I do it a lot myself. Branch Rickey’s papers are just awesome. He is most famous for bringing Jackie Robinson into Major League Baseball, and through crowdsourcing we were able to transcribe 1,926 pages of his scouting reports on prospective players. I would never have guessed how fun baseball scouting reports could be! One of my favorite lines is “I doubt if he has any adventure in his soul.”

As told to Vera Titunik


Signia 7Nx Hearing Aids

Dan Kohn, Executive Director, Cloud Native Computing Foundation

I was diagnosed with mild to moderate hearing loss about 12 years ago, which is unusual for someone who was in their early thirties and had no clear cause. I had just gotten married, and I was missing some things that my wife was saying. Her voice was at the higher frequencies, where I have the most trouble. I started wearing a hearing aid a few years after that.

I run an organization that puts on the largest open source developer conference in the world. We believe in these conferences because developers are so much more productive and successful when they interact in person. But the events were always difficult for me: In addition to having trouble hearing higher frequencies, I also struggle when there’s background noise.

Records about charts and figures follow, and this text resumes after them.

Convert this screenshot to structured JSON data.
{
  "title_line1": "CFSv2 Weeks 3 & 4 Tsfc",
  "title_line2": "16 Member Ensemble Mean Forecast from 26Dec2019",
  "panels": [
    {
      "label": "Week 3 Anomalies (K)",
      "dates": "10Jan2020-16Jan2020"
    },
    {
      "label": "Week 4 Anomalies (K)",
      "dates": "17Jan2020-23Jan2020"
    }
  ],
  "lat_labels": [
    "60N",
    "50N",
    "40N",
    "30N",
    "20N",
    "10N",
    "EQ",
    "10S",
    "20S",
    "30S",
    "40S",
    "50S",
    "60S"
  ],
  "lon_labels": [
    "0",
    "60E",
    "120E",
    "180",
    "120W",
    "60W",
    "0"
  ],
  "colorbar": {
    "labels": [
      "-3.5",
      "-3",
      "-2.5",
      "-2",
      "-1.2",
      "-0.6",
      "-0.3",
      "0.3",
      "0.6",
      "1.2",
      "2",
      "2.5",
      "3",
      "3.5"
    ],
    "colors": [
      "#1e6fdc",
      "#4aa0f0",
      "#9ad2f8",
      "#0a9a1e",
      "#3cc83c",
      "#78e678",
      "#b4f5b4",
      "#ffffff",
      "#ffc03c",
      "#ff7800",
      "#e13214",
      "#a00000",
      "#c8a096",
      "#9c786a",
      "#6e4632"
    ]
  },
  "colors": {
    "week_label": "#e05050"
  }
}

Just over a year ago, I switched to Signia Pure Charge&Go 7Nx hearing aids. I jokingly describe them as my bionic implants. They’re Bluetooth-enabled, and they can do what’s called beam-­forming: From my phone, I can direct them to focus in on the sound coming from my right, say, or just in front of me, and reduce noise coming from elsewhere. Another magical thing about them is my phone can ring and I’m the only one who hears it.

In Copenhagen last year, I attended a conference for the first time with the Signias. I remember speaking with a senior developer from Microsoft, and it really felt different to be in that noisy environment and not have to focus on making out her words, but instead just try to connect with a human being.